BRUSSELS (Reuters) - The European Union’s chief concerns over Britain’s vote to leave the group are political but losing its second-largest economy will have a huge economic impact as well.
Below are some of the main economic risks and benefits for the EU’s remaining 27 members.
Other members will have to fill in at least some of the shortfall from a lack of its contributions.
Britain’s total contribution to the EU budget for 2016 has been set at 19.4 billion euros (16 billion pounds), including its rebate and customs duties. It receives about 7 billion euros, mainly agricultural and regional subsidies, leaving a gap to fill of just over 5 percent of the total EU budget.
Germany, the EU’s largest member, would inevitably have to provide the most extra cash. Germany’s Ifo institute estimates that would be 2.5 billion euros.
UniCredit says there would be manageable negatives for the euro zone, with a trade impact, a financial flight to safety and uncertainty possibly leading to tighter financial conditions and postponed investment.
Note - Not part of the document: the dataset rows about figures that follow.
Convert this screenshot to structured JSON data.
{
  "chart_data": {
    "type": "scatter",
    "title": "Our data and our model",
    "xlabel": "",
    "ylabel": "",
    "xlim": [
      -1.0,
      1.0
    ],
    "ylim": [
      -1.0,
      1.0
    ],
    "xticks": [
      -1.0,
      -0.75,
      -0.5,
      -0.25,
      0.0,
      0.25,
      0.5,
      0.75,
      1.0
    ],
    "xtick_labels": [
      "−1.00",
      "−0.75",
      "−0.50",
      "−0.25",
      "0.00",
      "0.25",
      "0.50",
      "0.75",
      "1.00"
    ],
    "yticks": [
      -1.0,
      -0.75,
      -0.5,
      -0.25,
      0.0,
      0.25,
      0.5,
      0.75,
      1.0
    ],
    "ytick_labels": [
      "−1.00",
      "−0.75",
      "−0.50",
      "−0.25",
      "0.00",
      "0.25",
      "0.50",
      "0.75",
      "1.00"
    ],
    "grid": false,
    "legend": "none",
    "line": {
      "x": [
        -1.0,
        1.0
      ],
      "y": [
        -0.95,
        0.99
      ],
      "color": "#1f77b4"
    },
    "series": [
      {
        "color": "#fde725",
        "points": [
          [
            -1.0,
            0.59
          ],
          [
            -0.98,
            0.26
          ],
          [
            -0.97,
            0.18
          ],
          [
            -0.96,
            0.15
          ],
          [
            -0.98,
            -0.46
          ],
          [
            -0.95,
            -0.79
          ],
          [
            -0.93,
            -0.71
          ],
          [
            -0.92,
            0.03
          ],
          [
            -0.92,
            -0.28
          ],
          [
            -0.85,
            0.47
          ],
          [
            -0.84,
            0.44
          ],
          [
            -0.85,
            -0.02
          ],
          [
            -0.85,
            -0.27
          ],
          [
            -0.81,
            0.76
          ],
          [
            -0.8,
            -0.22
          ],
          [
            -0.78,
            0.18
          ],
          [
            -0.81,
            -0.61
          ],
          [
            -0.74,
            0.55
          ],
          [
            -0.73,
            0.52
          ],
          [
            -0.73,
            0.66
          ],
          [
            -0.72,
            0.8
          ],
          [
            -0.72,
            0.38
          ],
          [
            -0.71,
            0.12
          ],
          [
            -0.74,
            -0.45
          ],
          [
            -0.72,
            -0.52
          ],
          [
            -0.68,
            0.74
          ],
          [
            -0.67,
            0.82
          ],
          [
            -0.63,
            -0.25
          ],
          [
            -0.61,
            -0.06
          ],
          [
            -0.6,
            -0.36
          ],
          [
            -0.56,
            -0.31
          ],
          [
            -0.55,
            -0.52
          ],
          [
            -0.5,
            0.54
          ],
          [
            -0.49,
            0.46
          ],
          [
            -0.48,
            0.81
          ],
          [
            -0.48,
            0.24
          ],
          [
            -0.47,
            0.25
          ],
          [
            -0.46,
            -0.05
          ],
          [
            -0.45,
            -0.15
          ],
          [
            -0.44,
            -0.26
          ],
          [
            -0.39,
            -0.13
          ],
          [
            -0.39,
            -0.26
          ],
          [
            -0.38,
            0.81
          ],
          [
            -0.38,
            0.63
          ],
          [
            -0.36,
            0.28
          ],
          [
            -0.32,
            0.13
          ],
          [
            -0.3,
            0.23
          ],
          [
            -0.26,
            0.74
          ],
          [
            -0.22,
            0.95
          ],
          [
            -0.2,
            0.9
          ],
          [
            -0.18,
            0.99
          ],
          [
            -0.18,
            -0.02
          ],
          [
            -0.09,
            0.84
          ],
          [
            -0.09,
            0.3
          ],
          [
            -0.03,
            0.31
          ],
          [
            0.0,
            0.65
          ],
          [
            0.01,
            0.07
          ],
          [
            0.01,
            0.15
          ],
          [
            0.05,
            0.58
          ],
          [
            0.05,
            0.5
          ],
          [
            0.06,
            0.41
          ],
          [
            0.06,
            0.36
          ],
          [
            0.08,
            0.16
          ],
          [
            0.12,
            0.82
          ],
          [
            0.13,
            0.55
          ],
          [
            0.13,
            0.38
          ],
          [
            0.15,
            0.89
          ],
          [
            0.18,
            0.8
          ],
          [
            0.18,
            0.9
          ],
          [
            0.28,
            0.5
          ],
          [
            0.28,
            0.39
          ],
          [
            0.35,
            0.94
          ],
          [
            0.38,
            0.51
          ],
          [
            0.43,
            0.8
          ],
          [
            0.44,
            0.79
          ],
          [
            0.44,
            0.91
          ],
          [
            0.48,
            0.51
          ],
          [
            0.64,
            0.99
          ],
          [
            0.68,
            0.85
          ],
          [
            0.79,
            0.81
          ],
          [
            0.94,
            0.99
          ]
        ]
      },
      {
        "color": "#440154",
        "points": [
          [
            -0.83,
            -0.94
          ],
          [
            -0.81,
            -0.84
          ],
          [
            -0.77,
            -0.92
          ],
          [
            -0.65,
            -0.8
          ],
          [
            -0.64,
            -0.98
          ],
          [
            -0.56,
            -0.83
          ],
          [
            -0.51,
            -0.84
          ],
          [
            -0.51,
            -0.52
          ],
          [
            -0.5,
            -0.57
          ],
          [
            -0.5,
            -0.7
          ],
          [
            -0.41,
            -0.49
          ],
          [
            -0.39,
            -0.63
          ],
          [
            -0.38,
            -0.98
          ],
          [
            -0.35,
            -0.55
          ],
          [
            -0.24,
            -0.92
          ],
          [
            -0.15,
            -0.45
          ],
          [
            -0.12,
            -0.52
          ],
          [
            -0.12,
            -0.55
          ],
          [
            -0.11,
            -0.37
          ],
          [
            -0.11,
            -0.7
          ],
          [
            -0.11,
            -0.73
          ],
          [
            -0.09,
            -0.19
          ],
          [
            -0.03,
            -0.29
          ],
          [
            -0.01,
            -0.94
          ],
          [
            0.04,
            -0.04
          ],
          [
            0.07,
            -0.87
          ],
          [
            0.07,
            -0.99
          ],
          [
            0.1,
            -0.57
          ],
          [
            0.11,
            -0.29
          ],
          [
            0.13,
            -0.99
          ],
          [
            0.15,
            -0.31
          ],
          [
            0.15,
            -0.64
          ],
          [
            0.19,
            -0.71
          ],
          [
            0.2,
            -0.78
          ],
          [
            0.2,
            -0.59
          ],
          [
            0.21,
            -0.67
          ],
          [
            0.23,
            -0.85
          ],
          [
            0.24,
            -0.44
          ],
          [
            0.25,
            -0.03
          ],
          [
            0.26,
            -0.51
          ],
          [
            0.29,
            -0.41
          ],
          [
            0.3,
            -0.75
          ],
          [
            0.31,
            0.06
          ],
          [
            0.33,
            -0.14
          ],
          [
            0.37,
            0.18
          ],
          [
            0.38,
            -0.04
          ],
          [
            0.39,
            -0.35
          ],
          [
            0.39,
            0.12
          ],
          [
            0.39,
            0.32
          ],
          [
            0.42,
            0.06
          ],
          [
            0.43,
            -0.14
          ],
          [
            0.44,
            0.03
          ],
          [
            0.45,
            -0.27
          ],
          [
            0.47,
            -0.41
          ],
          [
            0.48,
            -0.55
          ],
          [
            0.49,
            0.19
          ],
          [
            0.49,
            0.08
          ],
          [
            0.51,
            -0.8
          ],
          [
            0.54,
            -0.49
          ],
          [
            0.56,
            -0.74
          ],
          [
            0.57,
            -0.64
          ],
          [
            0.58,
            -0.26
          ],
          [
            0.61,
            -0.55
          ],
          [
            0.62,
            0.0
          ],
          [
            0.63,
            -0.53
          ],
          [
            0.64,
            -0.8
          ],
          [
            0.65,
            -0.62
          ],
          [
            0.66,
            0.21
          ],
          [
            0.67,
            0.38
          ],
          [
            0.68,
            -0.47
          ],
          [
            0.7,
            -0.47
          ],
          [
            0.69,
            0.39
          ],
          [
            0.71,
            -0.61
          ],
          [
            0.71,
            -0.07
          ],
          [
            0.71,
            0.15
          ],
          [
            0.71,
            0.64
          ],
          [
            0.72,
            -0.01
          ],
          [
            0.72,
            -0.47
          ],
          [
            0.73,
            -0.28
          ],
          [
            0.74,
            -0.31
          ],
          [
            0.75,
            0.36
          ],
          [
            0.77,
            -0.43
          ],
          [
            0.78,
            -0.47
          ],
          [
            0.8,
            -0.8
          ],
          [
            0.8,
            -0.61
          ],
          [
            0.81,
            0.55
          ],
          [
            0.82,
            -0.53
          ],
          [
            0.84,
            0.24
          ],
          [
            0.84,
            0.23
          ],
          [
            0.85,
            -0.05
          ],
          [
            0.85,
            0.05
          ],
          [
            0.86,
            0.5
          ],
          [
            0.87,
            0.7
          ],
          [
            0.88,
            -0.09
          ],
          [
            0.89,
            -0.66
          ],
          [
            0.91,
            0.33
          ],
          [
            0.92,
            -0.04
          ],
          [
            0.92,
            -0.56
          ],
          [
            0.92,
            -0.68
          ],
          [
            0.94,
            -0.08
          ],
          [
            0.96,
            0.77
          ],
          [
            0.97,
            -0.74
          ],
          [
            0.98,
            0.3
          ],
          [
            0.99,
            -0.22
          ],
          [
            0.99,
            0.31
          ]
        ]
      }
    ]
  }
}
It would revise down its 2017 forecast for GDP to 0.5-1.0 percent from the current 1.6 percent.
The rest of the European Union has a trade surplus of around 100 billion euros in goods with Britain, while Britain exports some 20 billion euros more in services than it imports, the same gap as for financial services.
Many economists forecast Brexit would at least temporarily reduce UK growth, uncertainty hitting domestic demand and weakening the pound, with a resultant impact on EU goods exports to Britain, which make up some 2.6 percent of rest-EU GDP in 2014.
A UK “demand shock”, linked also to a possible reintroduction of import tariffs, of 10 percent could lead to a reduction of rest-EU GDP by 0.26 percent.
Brexit campaigners say the EU would want to agree a free trade deal with Britain even if the country left the bloc.
However, Oliver Schulz, an economist at Citi, reasons that could play more into the hands of the EU given there tends to be more focus in trade deals on goods than on services, and financial services in particular.
Switzerland, where financial services are a larger share of GDP than in Britain, has no general access to EU financial service markets and runs a financial services trade deficit with the bloc.
The EU’s main service export to Britain, tourism, is unlikely to be affected.
The United Kingdom is consistently the largest recipient of foreign direct investment in the European Union, according to UNCTAD data, with an average of some $56 billion per year in the 2010-2014 period. EU partners supply just under half of this.
Some 72 percent of investors in an EY study in 2015 cited access to the European single market as important to the UK’s attractiveness to FDI.
There is a risk some FDI would be diverted to other EU countries if Britain lost access to the EU single market.
One of the main arguments for Brexit campaigners is to limit migration of workers from other EU countries, even though both Norway and Switzerland have had to accept free movement of people in return for access to EU internal markets.
If Britain did cap immigration, it could have a negative impact on eastern European countries, from which some 1.2 million workers were in Britain in late 2015.
The impact could be most acute in the countries with the most citizens in Britain - Poland (853,000 in 2014), Romania (175,000) and Lithuania (155,000)
By contrast, other affluent western European countries, such as Germany, could as a result see higher inflows of EU migrants. This might be beneficial economically, if politically difficult.
Research by the Bertelsmann Foundation sought to break down the impact by country and determined that the impact of a “soft exit” could be worse in Ireland than in Britain, based on their degree of trade dependence on Britain.
The Benelux countries and Sweden would take the next biggest hits, while the impact on Germany would be very limited given that its auto and other manufacturing sectors have many other markets.
The Belgian region of Flanders will suffer a 2.5 percent decline in GDP, according to its premier Geert Bourgeois, who believes his region would be hit hardest after Ireland.
The Bertelsmann study also looks into “dynamic effects”, such as a potential loss of productivity because a decreased openness to trade reduces international competition and lowers the incentive to improve competitiveness.
With dynamic effects, the long-term impact on German GDP would range between 0.3 and 2 percent below the value if Britain remained in the European Union.